Cette croisade anti chrétienne se poursuit donc en Europe de l’ouest et avec certains soutiens français puisqu’une des représentantes des FEMEN (Alexandra Shevchenko) était notamment présente à la réception du 14 juillet dernier à l’ambassade de France à Kiev, et que récemment les Femen ont annoncé créer leur base arrière en France, avec vraisemblablement le soutien du mouvement "Ni Putes ni soumises" et de Safia Lebdi, conseillère régionale d’Ile-de-France et cofondatrice de l’association "ni putes, ni soumises". Dernier soutien en date, lors du congrès du parti écologiste, les élus et militants verts français ont eux aussi affirmé leur soutien aux Pussy Riot en se faisant photographier en cagoule.

En Russie, les conséquences de ces agressions contre l’église orthodoxe et contre le patriarche Kiril ne se sont pas  fait attendre, des mouvements orthodoxes ont affirmé souhaiter la mise en place de milices pour défendre les églises et nul ne doute que si des attaques similaires devaient avoir lieu contre des mosquées, la communauté musulmane russe réagirait de la même façon.
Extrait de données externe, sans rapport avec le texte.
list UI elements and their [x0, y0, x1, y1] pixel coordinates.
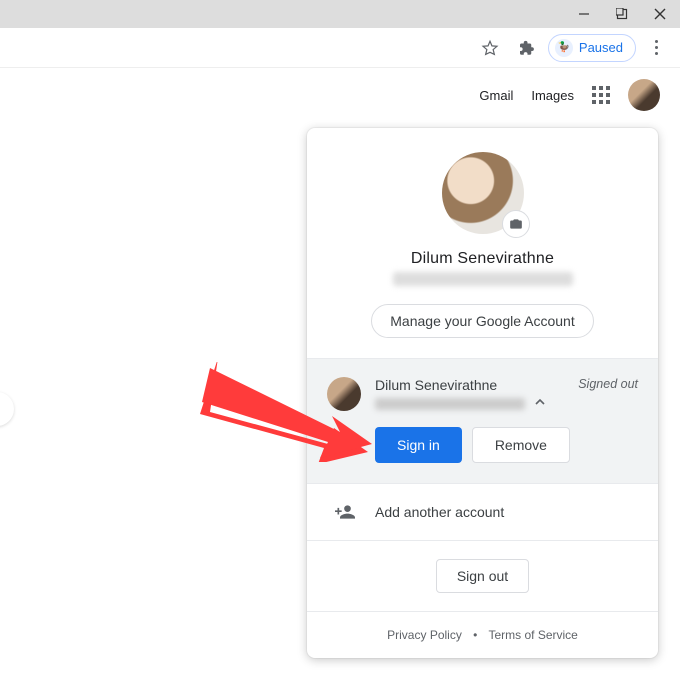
- images-link[interactable]: Images: [531, 88, 574, 103]
- sign-out-row: Sign out: [307, 540, 658, 611]
- browser-toolbar: 🦆 Paused: [0, 28, 680, 68]
- secondary-avatar: [327, 377, 361, 411]
- account-menu-card: Dilum Senevirathne Manage your Google Ac…: [307, 128, 658, 658]
- account-primary-section: Dilum Senevirathne Manage your Google Ac…: [307, 128, 658, 358]
- add-account-label: Add another account: [375, 504, 504, 520]
- profile-avatar[interactable]: [628, 79, 660, 111]
- signed-out-status: Signed out: [578, 377, 638, 391]
- privacy-link[interactable]: Privacy Policy: [387, 628, 462, 642]
- secondary-account-section: Dilum Senevirathne Signed out Sign in Re…: [307, 358, 658, 483]
- close-icon[interactable]: [654, 8, 666, 20]
- remove-button[interactable]: Remove: [472, 427, 570, 463]
- add-account-row[interactable]: Add another account: [307, 483, 658, 540]
- google-top-nav: Gmail Images: [0, 68, 680, 122]
- person-add-icon: [335, 502, 355, 522]
- footer-separator: •: [473, 628, 477, 642]
- paused-avatar-icon: 🦆: [555, 39, 573, 57]
- kebab-menu-icon[interactable]: [644, 40, 668, 55]
- apps-grid-icon[interactable]: [592, 86, 610, 104]
- bookmark-star-icon[interactable]: [476, 34, 504, 62]
- window-titlebar: [0, 0, 680, 28]
- card-footer: Privacy Policy • Terms of Service: [307, 611, 658, 658]
- primary-avatar[interactable]: [442, 152, 524, 234]
- chevron-up-icon[interactable]: [535, 394, 545, 410]
- profile-paused-chip[interactable]: 🦆 Paused: [548, 34, 636, 62]
- left-partial-bubble: [0, 392, 14, 426]
- extensions-icon[interactable]: [512, 34, 540, 62]
- paused-label: Paused: [579, 40, 623, 55]
- primary-account-name: Dilum Senevirathne: [327, 250, 638, 268]
- sign-out-button[interactable]: Sign out: [436, 559, 529, 593]
- manage-account-button[interactable]: Manage your Google Account: [371, 304, 593, 338]
- maximize-icon[interactable]: [616, 8, 628, 20]
- minimize-icon[interactable]: [578, 8, 590, 20]
- primary-email-blurred: [393, 272, 573, 286]
- camera-icon[interactable]: [502, 210, 530, 238]
- sign-in-button[interactable]: Sign in: [375, 427, 462, 463]
- terms-link[interactable]: Terms of Service: [489, 628, 578, 642]
- gmail-link[interactable]: Gmail: [479, 88, 513, 103]
- secondary-account-name: Dilum Senevirathne: [375, 377, 564, 393]
- secondary-email-blurred: [375, 398, 525, 410]
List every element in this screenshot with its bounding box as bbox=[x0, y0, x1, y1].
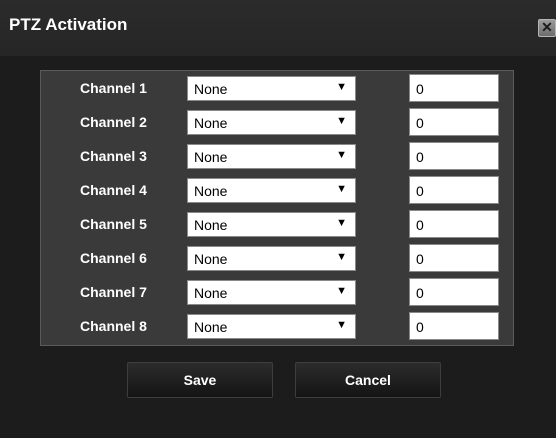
channel-2-value-input[interactable]: 0 bbox=[409, 108, 499, 136]
channel-5-value-input[interactable]: 0 bbox=[409, 210, 499, 238]
close-icon: ✕ bbox=[541, 19, 553, 35]
save-button[interactable]: Save bbox=[127, 362, 273, 398]
channel-6-value-input[interactable]: 0 bbox=[409, 244, 499, 272]
channel-1-value-input[interactable]: 0 bbox=[409, 74, 499, 102]
channel-3-value-input[interactable]: 0 bbox=[409, 142, 499, 170]
channel-label: Channel 1 bbox=[80, 80, 147, 96]
dropdown-arrow-icon: ▼ bbox=[336, 217, 347, 229]
channel-panel: Channel 1 None ▼ 0 Channel 2 None ▼ 0 Ch… bbox=[40, 70, 514, 346]
channel-row-2: Channel 2 None ▼ 0 bbox=[41, 108, 515, 136]
channel-3-preset-select[interactable]: None ▼ bbox=[187, 144, 356, 169]
channel-row-8: Channel 8 None ▼ 0 bbox=[41, 312, 515, 340]
channel-row-6: Channel 6 None ▼ 0 bbox=[41, 244, 515, 272]
close-button[interactable]: ✕ bbox=[538, 19, 556, 37]
ptz-activation-dialog: PTZ Activation ✕ Channel 1 None ▼ 0 Chan… bbox=[0, 0, 556, 438]
dialog-titlebar: PTZ Activation ✕ bbox=[0, 0, 556, 56]
dropdown-arrow-icon: ▼ bbox=[336, 251, 347, 263]
cancel-button[interactable]: Cancel bbox=[295, 362, 441, 398]
channel-5-preset-select[interactable]: None ▼ bbox=[187, 212, 356, 237]
channel-8-preset-select[interactable]: None ▼ bbox=[187, 314, 356, 339]
input-value: 0 bbox=[416, 81, 424, 97]
channel-row-4: Channel 4 None ▼ 0 bbox=[41, 176, 515, 204]
select-value: None bbox=[194, 183, 228, 199]
channel-2-preset-select[interactable]: None ▼ bbox=[187, 110, 356, 135]
select-value: None bbox=[194, 319, 228, 335]
dialog-title: PTZ Activation bbox=[9, 15, 128, 34]
channel-row-1: Channel 1 None ▼ 0 bbox=[41, 74, 515, 102]
channel-label: Channel 6 bbox=[80, 250, 147, 266]
dropdown-arrow-icon: ▼ bbox=[336, 183, 347, 195]
channel-7-preset-select[interactable]: None ▼ bbox=[187, 280, 356, 305]
select-value: None bbox=[194, 115, 228, 131]
channel-6-preset-select[interactable]: None ▼ bbox=[187, 246, 356, 271]
input-value: 0 bbox=[416, 183, 424, 199]
channel-row-5: Channel 5 None ▼ 0 bbox=[41, 210, 515, 238]
select-value: None bbox=[194, 251, 228, 267]
channel-label: Channel 3 bbox=[80, 148, 147, 164]
channel-label: Channel 2 bbox=[80, 114, 147, 130]
channel-label: Channel 8 bbox=[80, 318, 147, 334]
channel-row-3: Channel 3 None ▼ 0 bbox=[41, 142, 515, 170]
channel-4-value-input[interactable]: 0 bbox=[409, 176, 499, 204]
dropdown-arrow-icon: ▼ bbox=[336, 81, 347, 93]
dropdown-arrow-icon: ▼ bbox=[336, 285, 347, 297]
input-value: 0 bbox=[416, 217, 424, 233]
channel-row-7: Channel 7 None ▼ 0 bbox=[41, 278, 515, 306]
channel-7-value-input[interactable]: 0 bbox=[409, 278, 499, 306]
select-value: None bbox=[194, 285, 228, 301]
input-value: 0 bbox=[416, 149, 424, 165]
channel-4-preset-select[interactable]: None ▼ bbox=[187, 178, 356, 203]
select-value: None bbox=[194, 217, 228, 233]
input-value: 0 bbox=[416, 319, 424, 335]
input-value: 0 bbox=[416, 251, 424, 267]
dropdown-arrow-icon: ▼ bbox=[336, 319, 347, 331]
input-value: 0 bbox=[416, 285, 424, 301]
select-value: None bbox=[194, 81, 228, 97]
dropdown-arrow-icon: ▼ bbox=[336, 149, 347, 161]
channel-1-preset-select[interactable]: None ▼ bbox=[187, 76, 356, 101]
channel-label: Channel 7 bbox=[80, 284, 147, 300]
dropdown-arrow-icon: ▼ bbox=[336, 115, 347, 127]
channel-label: Channel 4 bbox=[80, 182, 147, 198]
input-value: 0 bbox=[416, 115, 424, 131]
channel-label: Channel 5 bbox=[80, 216, 147, 232]
channel-8-value-input[interactable]: 0 bbox=[409, 312, 499, 340]
select-value: None bbox=[194, 149, 228, 165]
D’un point de vue intérieur, ces stupides actions ont du reste sans doute parfaitement resserré les liens entre les croyants de toutes les confessions et vont sans doute jeter un très lourd discrédit sur l’opposition russe, désormais assimilée à tort ou à raison aux Pussy Riot. Dans une récente interview donnée à la presse allemande, l’oligarque Michael Khodorkovski, qui est en prison, n’a d’ailleurs pas manqué de critiquer la condamnation des Pussy Riot, mais en critiquant aussi sévèrement au passage le comportement inadéquat de l’opposition russe, une analyse qu’aucun média n’a visiblement jugé bon de traduire correctement.

Maintenant, on peut naturellement se demander quels sont les projets de cette galaxie qui prétend défendre le féminisme, mais qui de l’exubérance vulgaire à la nudité, à la masturbation en public en passant par la grossièreté et le non respect des églises, donne finalement une bien piètre image du féminisme et des femmes, contrairement à la tradition slave.

L’opinion exprimée dans cet article ne coïncide pas forcément avec la position de la rédaction, l'auteur étant extérieur à RIA Novosti.

* Alexandre Latsa est un journaliste français qui vit en Russie et anime le site DISSONANCE, destiné à donner un "autre regard sur la Russie". Il collabore également avec l'Institut de Relations Internationales et Stratégique (IRIS), l'institut Eurasia-Riviesta, et participe à diverses autres publications.